My journey to Muhoroni...

Saturday, November 14, 2009

First Day

I had people from Children’s Garden waiting for me at the airport in Nairobi. It was completely dark, of course, when we set out for Kawangware.
Before going to Muhoroni for a half year I decided to visit friends in a children´ s home in a slum close to the capital city. The arrival to the children’s home was intense. Already at the gate some children were glued to the car and followed us up the hill to the house. They were shouting something and pressing their faces to the windows. Shock therapy. I simply leapt in. After the first day my basic feeling was that I had never left Kenya. While here we live and travel fast, and our relationships change, it seemed to me that here I resumed the discussions where they stopped after I left two years ago. In the same way as people play chess throughout longer periods of time.
Suddenly names were coming to my mind, Swahili jumping out of me as if I studied it at home. I managed to tell the children an upgraded version of the fairy-tale about Little Red Riding Hood (Kofia Nyekundu) and a bad hyena, and 7 little goats and bad hyena. That inspired their desire for telling stories and so we spent some time telling stories to each other. I didn’t understand their fairy-tales as much but I was happy they were having fun listening to each other, and I tried to catch at least some of the Swahili.
The 8th graders had important final exams so there were plainclothes policemen on the school grounds and it was forbidden to enter it. The children told me that the policemen would shoot me.
I can feel the dirt getting under my nails.
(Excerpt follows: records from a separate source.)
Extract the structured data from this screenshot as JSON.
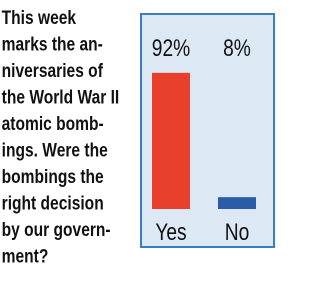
{
  "question_lines": [
    "This week",
    "marks the an-",
    "niversaries of",
    "the World War II",
    "atomic bomb-",
    "ings. Were the",
    "bombings the",
    "right decision",
    "by our govern-",
    "ment?"
  ],
  "chart_data": {
    "type": "bar",
    "categories": [
      "Yes",
      "No"
    ],
    "values": [
      92,
      8
    ],
    "value_labels": [
      "92%",
      "8%"
    ],
    "colors": [
      "#e8402a",
      "#2a5ca8"
    ],
    "ylim": [
      0,
      100
    ]
  }
}
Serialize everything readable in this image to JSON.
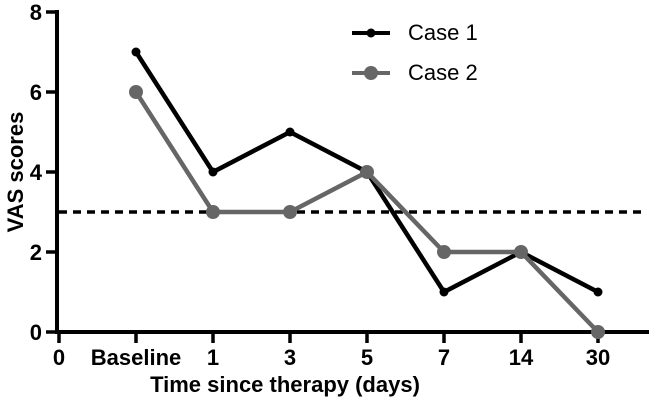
{
  "chart_data": {
    "type": "line",
    "title": "",
    "xlabel": "Time since therapy (days)",
    "ylabel": "VAS scores",
    "categories": [
      "0",
      "Baseline",
      "1",
      "3",
      "5",
      "7",
      "14",
      "30"
    ],
    "y_ticks": [
      0,
      2,
      4,
      6,
      8
    ],
    "ylim": [
      0,
      8
    ],
    "grid": false,
    "legend_position": "top-center",
    "reference_line": {
      "y": 3,
      "style": "dashed",
      "color": "#000000"
    },
    "series": [
      {
        "name": "Case 1",
        "color": "#000000",
        "marker": "circle",
        "marker_radius": 4.5,
        "line_width": 4.5,
        "values": [
          null,
          7,
          4,
          5,
          4,
          1,
          2,
          1
        ]
      },
      {
        "name": "Case 2",
        "color": "#666666",
        "marker": "circle",
        "marker_radius": 7,
        "line_width": 4.5,
        "values": [
          null,
          6,
          3,
          3,
          4,
          2,
          2,
          0
        ]
      }
    ]
  },
  "colors": {
    "background": "#ffffff",
    "axis": "#000000",
    "text": "#000000"
  }
}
A hundred children are shaking my hand, my hair is greasy from different types of „massages“.
Slovak version of Three Little Piggies, Varila myšička kašičku (Panya alipika ugali in Swahili) survived the 2-year break and the little children immediately asked me to play it. So I was cooking ugali (squash) in their hands – not only little children but also teenagers – till my throat went sore.
The music teacher came to me and told me that he had taught the children a Slovak song. It turned out it was a Hebrew song but on a Slovak CD (Kvapôčky). The children ask me to sing it anyway. Little children led by Diana made a little house under the stairs and they were cooking African food in different covers and kept cradling a rolled-up jumper instead of a doll in their arms. So I was cooking and cradling and feeding the jumper with them.
The weather was bearable. In the evening it was quite cool, but I couldn’t keep my window open because of the mosquitoes so it was hot inside.